University of Colorado at Boulder
Making Very Large-Scale Linear Algebraic Computations Possible Via Randomization
9:30 – 11:30am Monday, December 07, 2009
The demands on software for analyzing data are rapidly increasing as ever larger data sets are generated in medical imaging, in analyzing large networks such as the World Wide Web, in image and video processing, and in a range of other applications. To handle this avalanche of data, any software used must be able to fully exploit modern hardware characterized by multiple processors and capacious but slow memory. The evolution of computer architecture is currently forcing a shift in algorithm design away from the classical algorithms that were designed for single-processor computers with all the data available in Random Access Memory (RAM), towards algorithms that aggressively minimize communication costs. This tutorial will describe a set of recently developed techniques for standard linear algebraic computations (such as computing a partial singular value decomposition of a matrix) that are very well suited for implementation on multi-core or other parallel architectures, and for processing data stored on disk, or streamed. These techniques are based on the use of randomized sampling to reduce the effective dimensionality of the data. Remarkably, randomized sampling does not only loosen communication constraints, but does so while maintaining, or even improving, the accuracy and robustness of existing deterministic techniques.

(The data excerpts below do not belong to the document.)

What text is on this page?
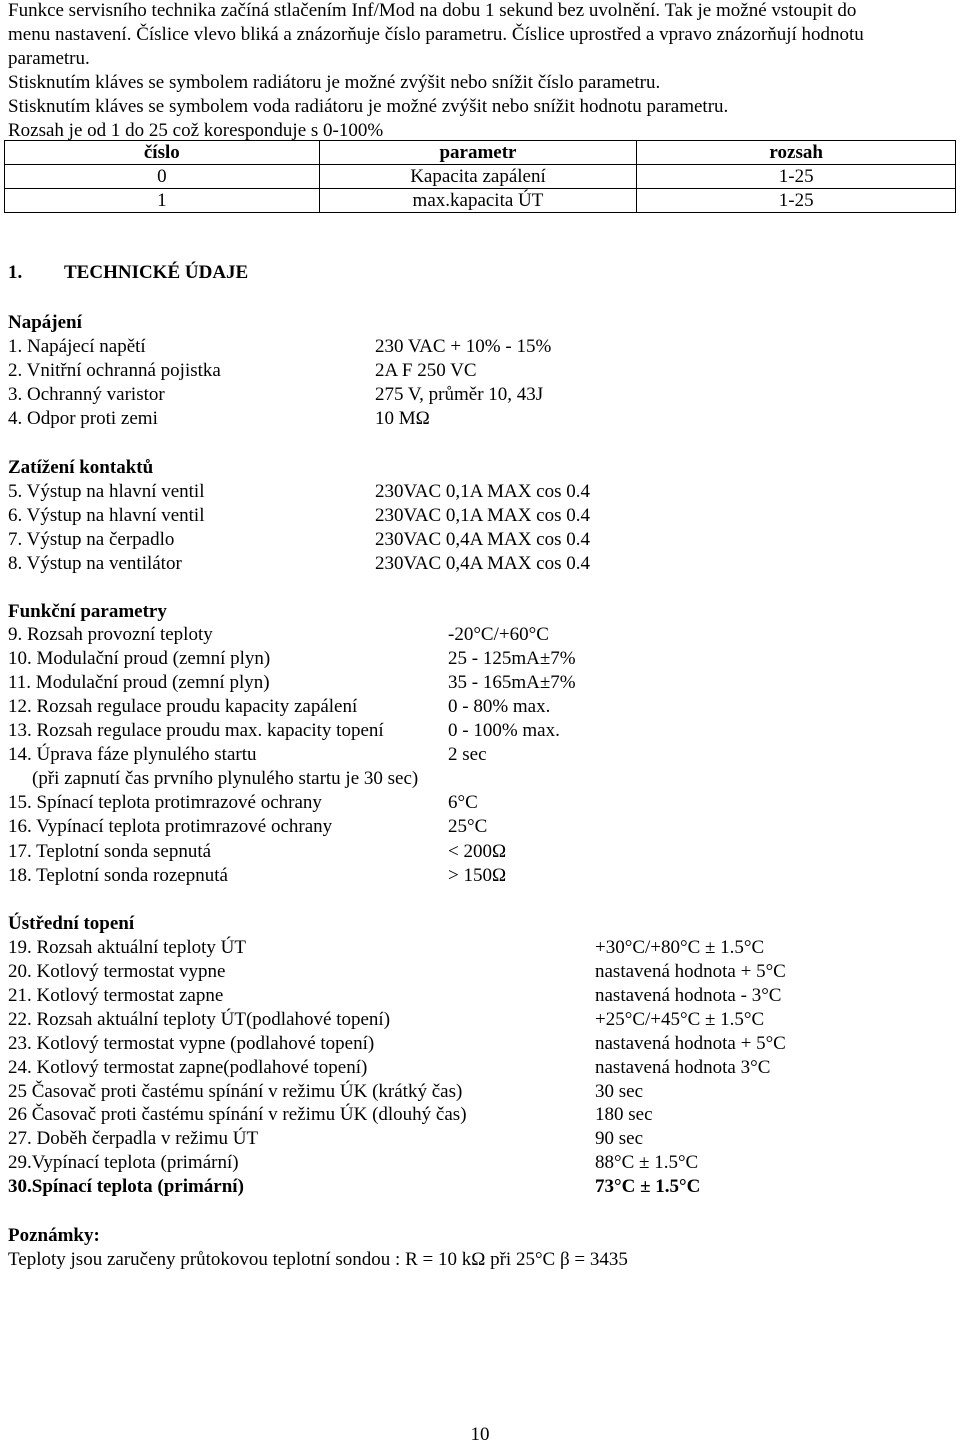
Funkce servisního technika začíná stlačením Inf/Mod na dobu 1 sekund bez uvolnění. Tak je možné vstoupit do
menu nastavení. Číslice vlevo bliká a znázorňuje číslo parametru. Číslice uprostřed a vpravo znázorňují hodnotu
parametru.
Stisknutím kláves se symbolem radiátoru je možné zvýšit nebo snížit číslo parametru.
Stisknutím kláves se symbolem voda radiátoru je možné zvýšit nebo snížit hodnotu parametru.
Rozsah je od 1 do 25 což koresponduje s 0-100%
číslo	parametr	rozsah
0	Kapacita zapálení	1-25
1	max.kapacita ÚT	1-25
1. TECHNICKÉ ÚDAJE
Napájení
1. Napájecí napětí	230 VAC + 10% - 15%
2. Vnitřní ochranná pojistka	2A F 250 VC
3. Ochranný varistor	275 V, průměr 10, 43J
4. Odpor proti zemi	10 MΩ
Zatížení kontaktů
5. Výstup na hlavní ventil	230VAC 0,1A MAX cos 0.4
6. Výstup na hlavní ventil	230VAC 0,1A MAX cos 0.4
7. Výstup na čerpadlo	230VAC 0,4A MAX cos 0.4
8. Výstup na ventilátor	230VAC 0,4A MAX cos 0.4
Funkční parametry
9. Rozsah provozní teploty	-20°C/+60°C
10. Modulační proud (zemní plyn)	25 - 125mA±7%
11. Modulační proud (zemní plyn)	35 - 165mA±7%
12. Rozsah regulace proudu kapacity zapálení	0 - 80% max.
13. Rozsah regulace proudu max. kapacity topení	0 - 100% max.
14. Úprava fáze plynulého startu	2 sec
(při zapnutí čas prvního plynulého startu je 30 sec)
15. Spínací teplota protimrazové ochrany	6°C
16. Vypínací teplota protimrazové ochrany	25°C
17. Teplotní sonda sepnutá	< 200Ω
18. Teplotní sonda rozepnutá	> 150Ω
Ústřední topení
19. Rozsah aktuální teploty ÚT	+30°C/+80°C ± 1.5°C
20. Kotlový termostat vypne	nastavená hodnota + 5°C
21. Kotlový termostat zapne	nastavená hodnota - 3°C
22. Rozsah aktuální teploty ÚT(podlahové topení)	+25°C/+45°C ± 1.5°C
23. Kotlový termostat vypne (podlahové topení)	nastavená hodnota + 5°C
24. Kotlový termostat zapne(podlahové topení)	nastavená hodnota 3°C
25 Časovač proti častému spínání v režimu ÚK (krátký čas)	30 sec
26 Časovač proti častému spínání v režimu ÚK (dlouhý čas)	180 sec
27. Doběh čerpadla v režimu ÚT	90 sec
29.Vypínací teplota (primární)	88°C ± 1.5°C
30.Spínací teplota (primární)	73°C ± 1.5°C
Poznámky:
Teploty jsou zaručeny průtokovou teplotní sondou : R = 10 kΩ při 25°C β = 3435
10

Gunnar Martinsson is an assistant professor of applied mathematics at the University of Colorado at Boulder. He graduated from Chalmers University of Technology in Gothenburg, Sweden, in 1998, and earned his PhD in 2002 from the Computational and Applied Mathematics program at the University of Texas at Austin. His research interests include numerical linear algebra, fast solvers for linear PDEs, and applied harmonic analysis. A particular focus of his research is the development of algorithms specifically designed for very large scale problems. Such problems require algorithms whose complexity scales linearly with problem size, that can efficiently exploit parallel processors in a variety of configurations, that can run with the data stored out-of-core or streamed, and that maintain optimal accuracy even for very large problems.